Being a rich source of essential vitamins, minerals, and dietary fibre, and having less fat, calories, sodium, and sugars, vegetables are a healthy staple in the American diet. This also makes them very popular among the country’s commercial growers as well.
The latest available statistics from the United States Department of Agriculture’s Census of Agriculture notes that fruit and vegetable sales in America rose to as much as $16.9 billion in 2012, a 15% percent increase since the survey of the last decade, with the line-up of major harvest crops being potatoes, sweet corn, tomatoes, lettuce, snap beans, green peas, onions, broccoli, and watermelons.
The best-case scenario for the American agricultural sector is for these numbers to keep rising, as indeed they have with the rise of smarter farming technologies, economic growth and investment in commercial agriculture, and the choices of Americans to opt for healthy, sustainable, and environmentally friendly lifestyles.
But worst-case scenarios can also play out: low yields and low quality of crops due to fluctuating weather and climate conditions, or even the spread of harmful pests and diseases due to bacterial and fungal agents.
5 Steps to Ensuring the Health of Your Vegetable Crops
From a management perspective, it is important to determine some of the best practices to employ in order to retain the health of your commercial vegetable crops. This way, you can also nurture your gains in terms of harvest yield and revenues. Here’s our compilation of five actionable tips.
Survey the Topography of Your Field
One of the most important factors toward preserving the health of your crops is field site selection, as it pre-emptively narrows down a number of foreseeable production problems. In particular, you should pay attention to the field’s topography, ensuring that the land you plant on is flat (in most cases), drained of excess water, and not populated with rocks or stray roots.
Field site topography is an easy map to follow with regard to planning your planting, harvest, irrigation, and maintenance activities.
Come Up With an Efficient Irrigation Strategy
Obviously, water sources and water management are key to sustained crop growth. Luckily, a lot of new technology is on the side of local farmers who want to scale up their business operations. One such solution comes in the form of aerial spectral imaging for water stress detection.
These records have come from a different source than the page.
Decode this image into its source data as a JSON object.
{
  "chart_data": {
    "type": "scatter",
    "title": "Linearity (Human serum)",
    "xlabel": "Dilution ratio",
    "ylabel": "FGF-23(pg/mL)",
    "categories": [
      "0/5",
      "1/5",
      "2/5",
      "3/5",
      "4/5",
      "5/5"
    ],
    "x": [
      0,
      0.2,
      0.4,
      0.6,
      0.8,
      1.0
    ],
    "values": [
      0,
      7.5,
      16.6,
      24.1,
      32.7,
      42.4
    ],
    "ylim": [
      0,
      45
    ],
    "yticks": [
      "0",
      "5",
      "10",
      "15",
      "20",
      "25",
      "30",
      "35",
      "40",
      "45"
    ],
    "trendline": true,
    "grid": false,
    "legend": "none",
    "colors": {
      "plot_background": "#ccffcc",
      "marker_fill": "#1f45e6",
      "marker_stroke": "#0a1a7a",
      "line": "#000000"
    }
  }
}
Employing the hi-res images captured by this technology, farmers can have a macro or bird’s eye view of the field’s overall irrigation situation—which sections are over-watered or under-watered and are thus a threat to the commercial viability of the crops, and which areas are experiencing failures in water delivery.
Beyond this, some other important things to be measured as far as water is concerned are water quality and salinity, and how vulnerable your field may be to future drought stress.
Diagnose Your Crops for Traces of Pests or Harmful Pathogens
Belligerent pests and weed growth and the spread and festering of disease pathogens are serious threats to your vegetable’s health and viability.
You should be able to counter the incidence of pests and disease outbreak in a pre-emptive manner by using technology for early diagnosis, as well as from a curative standpoint, e.g. the judicious use of pesticide, fungicide, and other strong chemicals, and the pruning and culling of diseased crops.
Test Your Soil’s Quality for the Presence of Nutrients and Organic Matter
Among the seventeen necessary nutrients for plant growth, the most important macronutrients are nitrogen (N), potassium (K), and phosphorus (P).
Of course, the key medium for these nutrients in your soil. We suggest improving your soil situation by commissioning a laboratory with a soil testing speciality to assess your soil. Among the properties that can be assessed are the soil’s bulk density, water holding capacity, aggregate stability, pH levels, organic matter composition, enzymes, disease suppressiveness, and the like.
Choose To Plant Resistant Crops, Branch Out With Regard To Crop Variety, and Grow Cover Crops
In this regard, an approach that maximizes both revenue and harvest sustainability is to choose wisely, and widely, with your crops. First, we recommend investing in resilient crop varieties that are able to best combat disease strains and to plant more than one type as the harvest season changes.
Growing cover crops is a strategy with visible trade-offs, as you can gain additional profits to your farm’s main commercial crop, and keep the soil active and full of nutrients and organic matter.
America’s agricultural industry is a definitive lifeline for the country’s economy. Invest in the greater health of your vegetable crops and you can expect your revenues to soar, in addition to contributing to the growth of the country’s agricultural industry.